藤に隠すは蜜の刃 〜オッドアイの無能巫女は不器用な天狗に支えられながら妹を溺愛する〜

「鏡は二つ。同日に生まれたあたしたちを合わせ鏡にしたの。その不思議な鏡は、本来映すべき人を映さなかった。……あたしの鏡には菊里が映ってたんだって」

合わせ鏡。

気を乱すため、あやかしと戦う巫女は避けがちだ。

長時間、合わせ鏡の空間にいると、精神面に大きく影響をおよぼしてしまう。

鏡には使用するとき以外、布をかける。

母たちがあえて合わせ鏡をしたとすれば、何かしらの力が働いたということ。

「普通は何も変わらない。だけど私たちの間で行われたことは特別だった」

「それが……瀬織に力を与えたってこと?」

その問いに瀬織は苦々しくうなずいた。

「同日に産まれた巫女。

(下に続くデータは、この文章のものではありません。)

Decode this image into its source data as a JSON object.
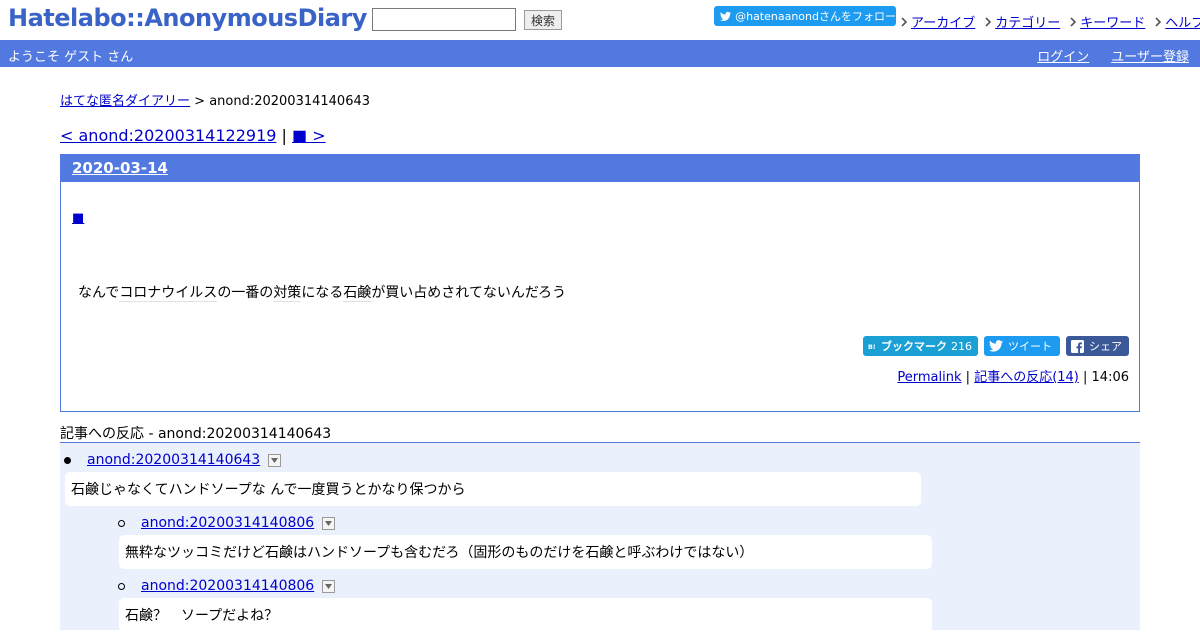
{
  "header": {
    "logo_text": "Hatelabo::AnonymousDiary",
    "search_placeholder": "",
    "search_button": "検索",
    "twitter_follow": "@hatenaanondさんをフォロー",
    "links": [
      "アーカイブ",
      "カテゴリー",
      "キーワード",
      "ヘルプ"
    ]
  },
  "bar": {
    "welcome": "ようこそ ゲスト さん",
    "login": "ログイン",
    "register": "ユーザー登録"
  },
  "breadcrumb": {
    "home": "はてな匿名ダイアリー",
    "separator": " > ",
    "current": "anond:20200314140643"
  },
  "pager": {
    "prev": "< anond:20200314122919",
    "separator": " | ",
    "next": "■ >"
  },
  "entry": {
    "date": "2020-03-14",
    "square_link": "■",
    "body_parts": [
      "なんで",
      "コロナウイルス",
      "の一番の",
      "対策",
      "になる",
      "石鹸",
      "が買い占めされてないんだろう"
    ],
    "share": {
      "bookmark_label": "ブックマーク",
      "bookmark_count": "216",
      "tweet": "ツイート",
      "facebook": "シェア"
    },
    "meta": {
      "permalink": "Permalink",
      "sep1": " | ",
      "reactions": "記事への反応(14)",
      "sep2": " | ",
      "time": "14:06"
    }
  },
  "refs": {
    "title": "記事への反応 - anond:20200314140643",
    "items": [
      {
        "id": "anond:20200314140643",
        "text": "石鹸じゃなくてハンドソープな んで一度買うとかなり保つから"
      },
      {
        "id": "anond:20200314140806",
        "text": "無粋なツッコミだけど石鹸はハンドソープも含むだろ（固形のものだけを石鹸と呼ぶわけではない）"
      },
      {
        "id": "anond:20200314140806",
        "text": "石鹸？　ソープだよね？"
      }
    ]
  },
  "colors": {
    "brand_blue": "#5179e0",
    "link": "#0000cc",
    "refs_bg": "#eaf0fc",
    "twitter": "#1d9bf0",
    "hatena_bookmark": "#1ba0d6",
    "facebook": "#3b5998"
  },
  "icons": {
    "twitter": "twitter-bird-icon",
    "chevron": "chevron-right-icon",
    "dropdown": "triangle-down-icon",
    "bookmark": "hatena-bookmark-icon",
    "facebook": "facebook-f-icon"
  }
}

あなたはとても強い力を持って産まれた。赤ん坊はまだ気が安定していない。それを利用して、合わせ鏡で力を分け合った。……あたしの能力は、元はあなたのものよ」

わざと気を乱して能力を移したということだ。

そんなことを可能にするほど、鏡は特別なもので、母たちの力も強かったことを示す。

かつて弓巫女として名をはせた母と、刀巫女の当主で実力を兼ね備えた鈴里。

二人の母だから成し得た荒業だ。

「あたしは死んだようなものだった。生命力にあふれていた菊里がいなければ生きられなかった」

皮肉に笑う瀬織に、私は感極まって立ち上がると、強く手を引き寄せた。

「私、瀬織を守れたってこと? 何も出来ない私でも、瀬織を助けられたって思っていいの? 瀬織を生かすためなら、私はお母さまたちがしたことを――」

「わかってる! そんなのわかってる。あんたがバカなこと、あたしが一番知ってる」

今まで瀬織を守れるお姉ちゃんになると目標を抱いてきた。

苦しいこともあったけど、絶対にゆるがなかった私の指針。

私の特別。私の意志。全部が瀬織にある。

双子の証だと思っていた瞳の色は、合わせ鏡の名残り。

私の力を瀬織に分けた。

本来ならば途絶えるはずだった弓巫女の血。
大罪を犯したまま、異例の弓巫女が誕生した。